И теперь, после всего этого, мистеру Кантору внезапно пришло в голову, что Бог не только позволил полиомиелиту бушевать в Уикуэйике, что двадцать три года назад этот же Бог позволил его матери, всего двумя годами раньше окончившей школу, более юной, чем он сейчас, умереть при родах. Никогда прежде он так не думал о ее смерти. В прошлом благодаря любовной заботе дедушки и бабушки ему всегда казалось, что утрата матери при рождении была ему предопределена и что жизнь с ее родителями была естественным следствием этой утраты. Точно так же предопределено было, что его отец оказался азартным игроком и вором: ничего иного просто не могло быть. Но теперь, уже не будучи ребенком, он вдруг понял: иного не могло быть из-за Бога. Если бы не Бог, если бы не Божья натура, все было бы по-иному.

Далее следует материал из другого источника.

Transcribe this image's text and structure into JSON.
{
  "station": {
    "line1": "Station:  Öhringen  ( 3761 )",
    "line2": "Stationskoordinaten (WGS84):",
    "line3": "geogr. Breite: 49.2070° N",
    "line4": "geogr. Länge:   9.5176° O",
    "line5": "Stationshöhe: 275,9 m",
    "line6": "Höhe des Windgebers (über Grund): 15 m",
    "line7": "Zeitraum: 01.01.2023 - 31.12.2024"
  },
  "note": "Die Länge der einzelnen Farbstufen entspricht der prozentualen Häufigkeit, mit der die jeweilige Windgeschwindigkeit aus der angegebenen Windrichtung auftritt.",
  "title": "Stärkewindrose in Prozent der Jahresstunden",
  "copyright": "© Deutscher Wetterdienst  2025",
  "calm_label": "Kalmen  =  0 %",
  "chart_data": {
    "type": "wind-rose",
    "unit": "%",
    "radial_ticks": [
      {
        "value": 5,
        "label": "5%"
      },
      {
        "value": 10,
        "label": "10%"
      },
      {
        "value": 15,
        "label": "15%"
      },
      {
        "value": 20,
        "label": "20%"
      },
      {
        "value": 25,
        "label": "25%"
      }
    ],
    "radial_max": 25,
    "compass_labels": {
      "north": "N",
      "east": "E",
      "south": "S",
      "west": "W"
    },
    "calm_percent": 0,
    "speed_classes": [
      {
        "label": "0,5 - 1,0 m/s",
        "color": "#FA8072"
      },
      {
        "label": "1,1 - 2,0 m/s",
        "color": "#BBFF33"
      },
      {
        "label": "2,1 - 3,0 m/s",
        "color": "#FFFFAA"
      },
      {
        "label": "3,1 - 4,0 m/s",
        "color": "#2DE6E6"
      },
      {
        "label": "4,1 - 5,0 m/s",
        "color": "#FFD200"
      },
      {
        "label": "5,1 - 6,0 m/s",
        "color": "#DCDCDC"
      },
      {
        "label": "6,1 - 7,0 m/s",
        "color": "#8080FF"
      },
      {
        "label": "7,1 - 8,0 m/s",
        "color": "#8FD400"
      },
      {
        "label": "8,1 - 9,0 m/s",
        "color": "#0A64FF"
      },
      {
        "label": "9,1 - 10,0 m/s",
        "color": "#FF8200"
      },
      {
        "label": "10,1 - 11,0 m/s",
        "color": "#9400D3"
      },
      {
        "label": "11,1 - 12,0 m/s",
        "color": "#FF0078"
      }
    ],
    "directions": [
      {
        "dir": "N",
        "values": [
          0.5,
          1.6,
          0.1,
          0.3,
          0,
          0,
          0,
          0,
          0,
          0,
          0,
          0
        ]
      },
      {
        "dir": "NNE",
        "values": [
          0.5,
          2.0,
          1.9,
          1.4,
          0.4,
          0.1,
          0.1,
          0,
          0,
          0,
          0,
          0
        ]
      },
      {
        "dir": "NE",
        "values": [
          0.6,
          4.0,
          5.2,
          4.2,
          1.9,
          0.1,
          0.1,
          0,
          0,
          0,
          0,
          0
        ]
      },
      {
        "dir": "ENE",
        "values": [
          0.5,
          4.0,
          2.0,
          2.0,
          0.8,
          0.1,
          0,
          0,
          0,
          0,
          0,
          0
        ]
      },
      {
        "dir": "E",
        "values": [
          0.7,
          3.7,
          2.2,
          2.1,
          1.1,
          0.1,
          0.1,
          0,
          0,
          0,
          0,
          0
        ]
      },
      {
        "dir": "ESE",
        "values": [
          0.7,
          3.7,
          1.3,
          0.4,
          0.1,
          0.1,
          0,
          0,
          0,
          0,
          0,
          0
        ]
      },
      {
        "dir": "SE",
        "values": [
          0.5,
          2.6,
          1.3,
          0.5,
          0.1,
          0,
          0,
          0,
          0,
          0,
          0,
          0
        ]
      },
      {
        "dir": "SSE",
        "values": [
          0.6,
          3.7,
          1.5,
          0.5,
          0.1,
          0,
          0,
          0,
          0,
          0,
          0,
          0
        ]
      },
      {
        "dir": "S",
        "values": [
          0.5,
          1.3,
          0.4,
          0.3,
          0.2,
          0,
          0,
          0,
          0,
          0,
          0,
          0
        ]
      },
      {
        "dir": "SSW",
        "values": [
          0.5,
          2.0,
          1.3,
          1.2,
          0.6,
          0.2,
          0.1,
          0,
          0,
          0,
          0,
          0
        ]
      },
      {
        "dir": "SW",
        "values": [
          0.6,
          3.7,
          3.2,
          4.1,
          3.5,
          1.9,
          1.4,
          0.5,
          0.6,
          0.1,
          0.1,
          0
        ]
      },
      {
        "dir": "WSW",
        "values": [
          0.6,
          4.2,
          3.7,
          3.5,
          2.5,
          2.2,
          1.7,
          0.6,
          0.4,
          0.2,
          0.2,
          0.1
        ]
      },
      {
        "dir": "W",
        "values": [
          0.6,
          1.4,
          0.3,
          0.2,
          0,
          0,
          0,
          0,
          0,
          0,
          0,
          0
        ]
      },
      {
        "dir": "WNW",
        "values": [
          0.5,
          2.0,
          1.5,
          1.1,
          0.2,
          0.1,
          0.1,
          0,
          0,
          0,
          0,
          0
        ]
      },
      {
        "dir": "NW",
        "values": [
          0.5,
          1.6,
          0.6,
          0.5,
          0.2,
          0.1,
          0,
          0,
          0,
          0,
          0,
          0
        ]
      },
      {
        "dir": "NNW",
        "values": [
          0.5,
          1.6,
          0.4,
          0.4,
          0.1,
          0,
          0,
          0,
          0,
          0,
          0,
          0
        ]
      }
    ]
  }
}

Он не мог поделиться этой мыслью с бабушкой, которая, как и дедушка, не отличалась особой склонностью к умствованиям, и он не испытывал желания обсуждать это с доктором Стайнбергом. Человек, безусловно, мыслящий, доктор Стайнберг был при этом набожным евреем, соблюдающим религиозные предписания, и его могли оскорбить те настроения, что породила в мистере Канторе эпидемия полио. Мистеру Кантору не хотелось смущать никого из Стайнбергов, и особенно Марсию, для которой праздники Рош Ха-Шана и Иом-Кипур были источником благочестивых чувств и временем молитвы, когда она все три дня вместе с семьей прилежно посещала службы в синагоге. Он хотел выказывать уважение ко всему, что Стайнбергам было дорого, включая, конечно, религию, в которой он тоже был воспитан, пусть даже, подобно своему дедушке — для кого скорее долг как таковой был религией, чем наоборот, — он вкладывал мало души в исполнение обрядов. И проявлять это уважение ему всегда было легко, но до того момента, как он разгневался из-за детей, которых косил полиомиелит, включая неисправимых братьев Копферман. Разгневался не на итальянцев, и не на мух, и не на почту, и не на молоко, и не на бумажные деньги, и не на сикокесскую вонь, и не на жару, и не на Хораса, и не на все прочее, чему люди в страхе и смятении могли с большими или меньшими основаниями приписывать роль в распространении болезни; разгневался даже не на вирус полио, а на первоисточник, на творца — на Бога, создавшего вирус.